No entanto, em relação à pressão para a celeridade a qualquer custo no Judiciário, tanto os tribunais quanto os juízes de primeiro grau sucumbiram a ela. Daí a sobrecarga de trabalhos, principalmente sobre o primeiro grau. As reformas "recomendam mudanças no orçamento do Judiciário, na forma de nomeação de juízes, o aprimoramento das cortes de justiça, adoção de reformas processuais, proposição de mecanismos alternativos de resolução de conflitos, entre outras medidas” (BARBOSA, acesso: 2014).
A norma passou a ser “a modernização do Poder Judiciário para assegurar um ambiente tranquilo aos investimentos estrangeiros, por meio do cumprimento dos contratos, da certeza e previsibilidade dos direitos sobre a propriedade. Não há qualquer vinculação direta entre o financiamento para a reforma e a melhoria das condições sociais desses países. A razão maior para a modernização é garantir aos investidores estrangeiros em países emergentes, o rendimento “compatível” com o risco de se investir nesses países. Moderniza-se para que o Judiciário possa atuar de forma a garantir as condições da sociedade moderna, inexistindo propostas voltadas à solução dos conflitos que se descortinam neste século, vinculados especialmente à sustentabilidade.” (Revista Âmbito Jurídico).
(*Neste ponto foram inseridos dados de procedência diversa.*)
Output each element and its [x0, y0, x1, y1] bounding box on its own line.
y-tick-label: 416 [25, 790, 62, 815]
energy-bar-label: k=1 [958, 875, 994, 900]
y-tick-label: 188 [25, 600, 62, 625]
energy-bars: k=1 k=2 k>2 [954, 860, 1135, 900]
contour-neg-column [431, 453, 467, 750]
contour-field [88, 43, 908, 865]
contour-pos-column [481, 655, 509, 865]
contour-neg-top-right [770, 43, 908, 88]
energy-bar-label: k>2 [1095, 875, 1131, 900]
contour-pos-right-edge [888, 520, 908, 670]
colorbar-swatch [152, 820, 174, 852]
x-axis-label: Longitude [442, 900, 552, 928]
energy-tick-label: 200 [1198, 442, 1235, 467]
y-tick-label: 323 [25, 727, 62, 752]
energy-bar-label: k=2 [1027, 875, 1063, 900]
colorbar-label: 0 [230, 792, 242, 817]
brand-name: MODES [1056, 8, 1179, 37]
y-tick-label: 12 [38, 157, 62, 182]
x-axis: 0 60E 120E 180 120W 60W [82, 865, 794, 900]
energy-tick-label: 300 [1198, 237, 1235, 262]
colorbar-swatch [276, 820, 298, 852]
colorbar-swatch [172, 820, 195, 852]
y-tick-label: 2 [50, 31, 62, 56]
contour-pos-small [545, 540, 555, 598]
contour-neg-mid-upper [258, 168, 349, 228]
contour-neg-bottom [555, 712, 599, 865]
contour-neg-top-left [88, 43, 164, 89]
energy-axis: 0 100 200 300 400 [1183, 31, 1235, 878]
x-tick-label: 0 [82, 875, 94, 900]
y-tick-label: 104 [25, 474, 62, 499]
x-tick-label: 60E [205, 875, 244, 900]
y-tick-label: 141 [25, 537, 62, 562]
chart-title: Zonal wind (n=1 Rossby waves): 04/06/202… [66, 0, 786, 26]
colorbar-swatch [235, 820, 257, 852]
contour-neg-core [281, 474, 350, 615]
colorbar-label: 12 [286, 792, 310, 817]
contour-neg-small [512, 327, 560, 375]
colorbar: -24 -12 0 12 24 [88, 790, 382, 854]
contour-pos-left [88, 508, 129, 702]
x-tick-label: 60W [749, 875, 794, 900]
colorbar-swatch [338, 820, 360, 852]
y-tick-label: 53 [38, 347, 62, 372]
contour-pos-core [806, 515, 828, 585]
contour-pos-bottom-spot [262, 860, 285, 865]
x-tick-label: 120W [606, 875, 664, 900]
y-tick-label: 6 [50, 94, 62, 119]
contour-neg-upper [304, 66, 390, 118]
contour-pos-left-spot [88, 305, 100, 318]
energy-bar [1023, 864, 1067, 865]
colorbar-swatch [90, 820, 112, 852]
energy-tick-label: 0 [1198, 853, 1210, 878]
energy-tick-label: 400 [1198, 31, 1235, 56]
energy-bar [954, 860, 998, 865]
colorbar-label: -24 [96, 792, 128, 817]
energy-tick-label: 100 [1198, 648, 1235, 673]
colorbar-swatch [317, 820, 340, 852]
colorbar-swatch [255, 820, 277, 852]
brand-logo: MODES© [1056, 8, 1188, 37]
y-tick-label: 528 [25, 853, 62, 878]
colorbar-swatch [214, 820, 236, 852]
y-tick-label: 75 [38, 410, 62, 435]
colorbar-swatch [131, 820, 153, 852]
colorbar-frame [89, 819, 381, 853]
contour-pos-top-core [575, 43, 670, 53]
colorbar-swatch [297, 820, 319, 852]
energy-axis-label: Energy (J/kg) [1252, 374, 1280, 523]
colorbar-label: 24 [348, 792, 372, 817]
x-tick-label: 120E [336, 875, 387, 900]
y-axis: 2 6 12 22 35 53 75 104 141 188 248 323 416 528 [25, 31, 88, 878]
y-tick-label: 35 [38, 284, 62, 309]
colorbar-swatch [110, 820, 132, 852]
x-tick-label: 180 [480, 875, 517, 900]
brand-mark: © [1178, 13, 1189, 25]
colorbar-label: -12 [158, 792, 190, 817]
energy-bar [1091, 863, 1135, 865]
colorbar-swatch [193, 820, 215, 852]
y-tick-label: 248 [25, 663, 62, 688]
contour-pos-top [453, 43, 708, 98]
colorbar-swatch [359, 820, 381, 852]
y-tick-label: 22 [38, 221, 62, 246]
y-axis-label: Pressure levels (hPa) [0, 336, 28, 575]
"No Brasil, o protagonismo do Judiciário pós Constituição de 88 foi uma consequência, entre outros fatores, da constitucionalização de direito, do fortalecimento de novos atores sociais e da omissão do poder público em assegurar a dignidade humana e realizar o efetivo estado democrático de direito, fatores que ocasionaram uma explosão da demanda. Embora preste uma atividade jurisdicional insuficiente e ineficaz, o Judiciário é ainda percebido socialmente como o último recurso de que dispõem o cidadão para ver assegurado direitos fundamentais mínimos, como saúde e educação.
"A toda atividade devem ser recomendadas avaliações permanentes, de espectro amplo que não se restrinjam a uma visão economicista. Os critérios de avaliação, contudo, não são universais, variam espaço e temporalmente, e devem ser construídos em função dos objetivos do objeto em estudo" (BARBOSA, acesso: 2014).